The streets were mostly empty, and the remaining pedestrians vanished as he walked the streets and the clock tolled onward toward midnight. Once, he met a young couple flouting the city’s curfew, and he ducked into the shadows as they passed by, hands entwined and lovers’ eyes directed at each other. Beneath the streetlight of a corner pharmacy, a tricorn-hatted guard did see him, and the sentry followed as he sauntered onward. He was alone, and it would not do to have a platoon of troops at his heels, so he slipped into a darkened doorway, and when the unfortunate guard drew near, he saw nothing more than a brief flash of teeth and a blaze of red eyes. For a bare instant, he paused to admire his handiwork – the dead man’s neck remained unmarked, despite the whine of unsatisfied appetite that buzzed in his ears – and continued onward toward the hospital.
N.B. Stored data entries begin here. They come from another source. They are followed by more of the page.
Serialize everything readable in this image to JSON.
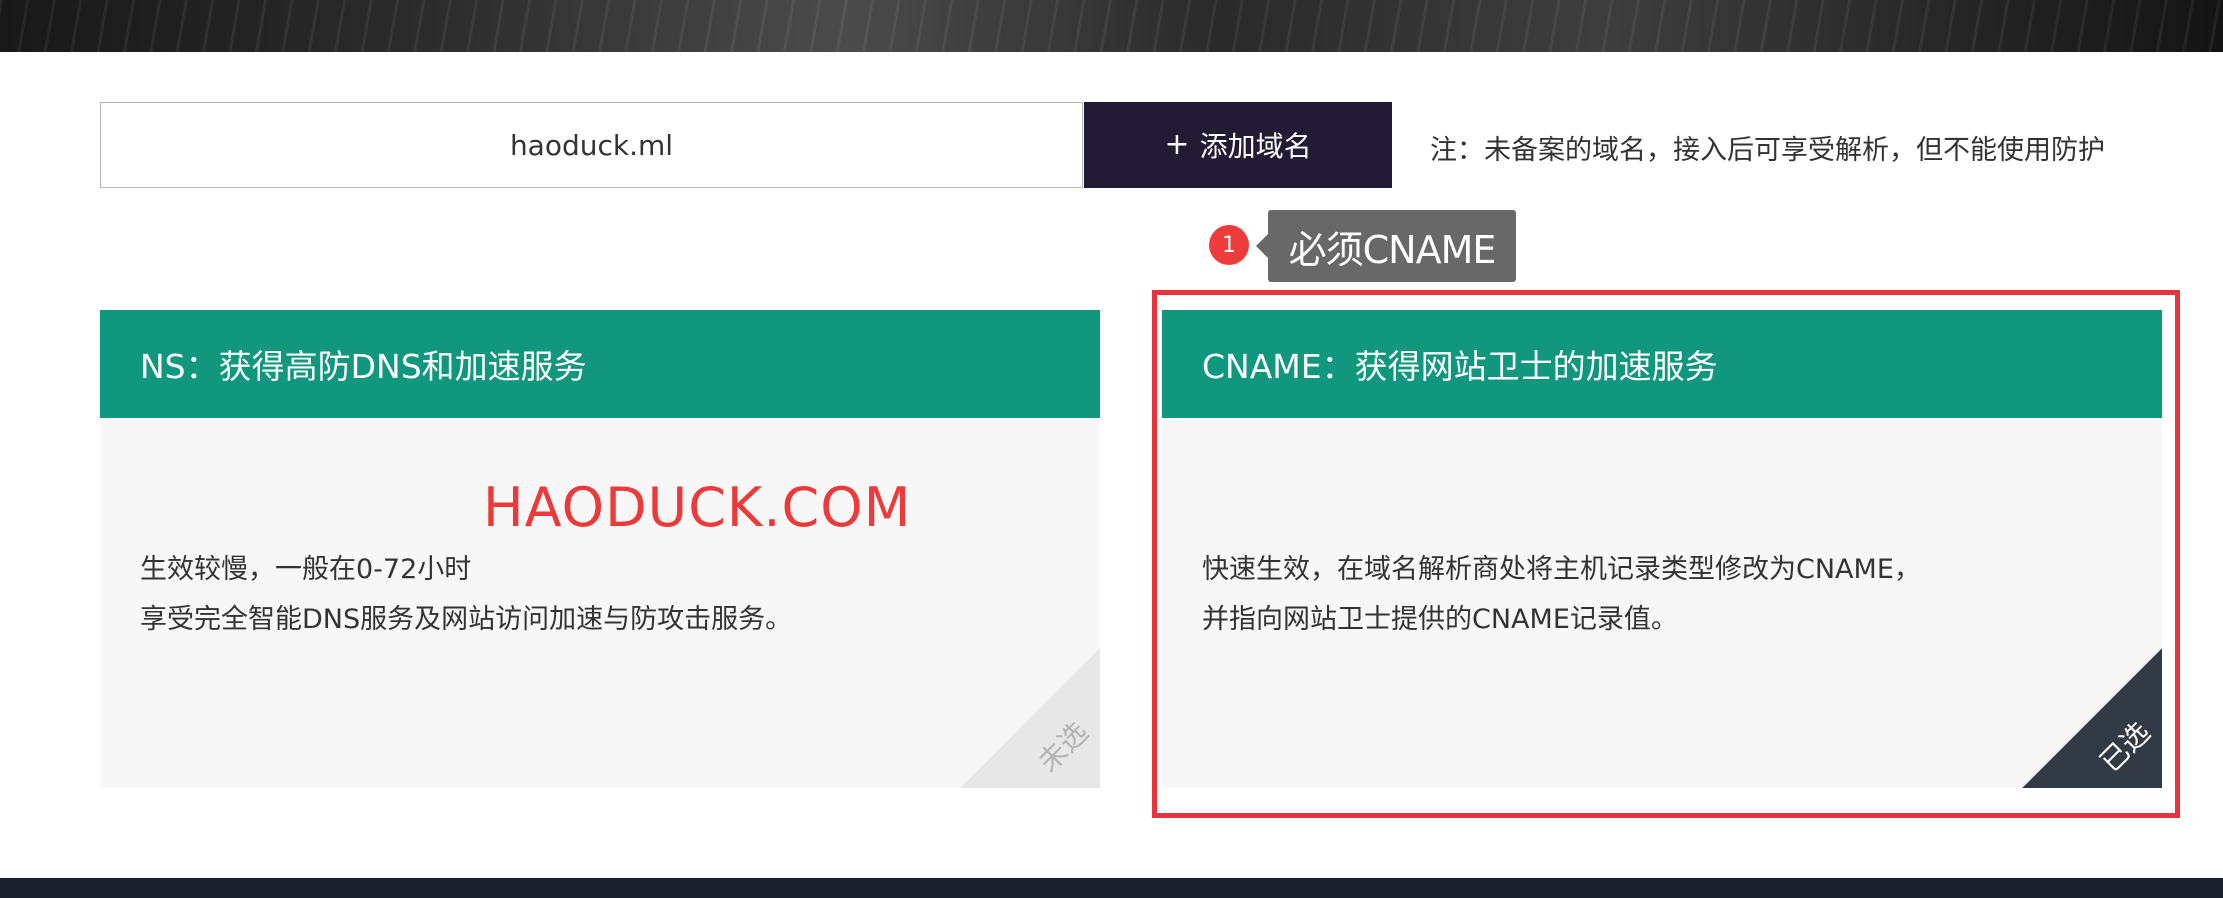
{
  "domain_input": {
    "value": "haoduck.ml"
  },
  "add_button": {
    "icon": "plus-icon",
    "plus": "+",
    "label": "添加域名",
    "bg_color": "#211c33"
  },
  "note": "注：未备案的域名，接入后可享受解析，但不能使用防护",
  "annotation": {
    "step_number": "1",
    "tooltip": "必须CNAME",
    "highlight_color": "#e8323c"
  },
  "watermark": "HAODUCK.COM",
  "cards": {
    "ns": {
      "title": "NS：获得高防DNS和加速服务",
      "desc_line1": "生效较慢，一般在0-72小时",
      "desc_line2": "享受完全智能DNS服务及网站访问加速与防攻击服务。",
      "status": "未选",
      "selected": false
    },
    "cname": {
      "title": "CNAME：获得网站卫士的加速服务",
      "desc_line1": "快速生效，在域名解析商处将主机记录类型修改为CNAME，",
      "desc_line2": "并指向网站卫士提供的CNAME记录值。",
      "status": "已选",
      "selected": true
    }
  },
  "colors": {
    "card_header": "#12977f",
    "selected_corner": "#323a46",
    "unselected_corner": "#e7e7e7"
  }
}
Blood. His enemy was a powerful sorcerer, yet in death, some of the enemy’s former abilities had passed to him, a left-handed gift bequeathed by his tormentor. Blood and vengeance. Rupert Holmes had traveled to Madrid on his behalf, and the Englishman’s last report urged him onward – the German would die, but not before his payment was extracted in full. And, of course, love. All of these things were on his mind as he drifted into the darkened room, where Otto Skorzeny lay dying. The sick man retained little power of speech or movement, but he was awake, and his eyes widened as a shadow, out of place with the others, approached the bed. The death of one enemy will hasten the end of another. He opened the blinds, and moonlight flooded through the window as Quincy Morris revealed himself to the dying man.
“Hello, Otto. I’ve waited so long to meet you.”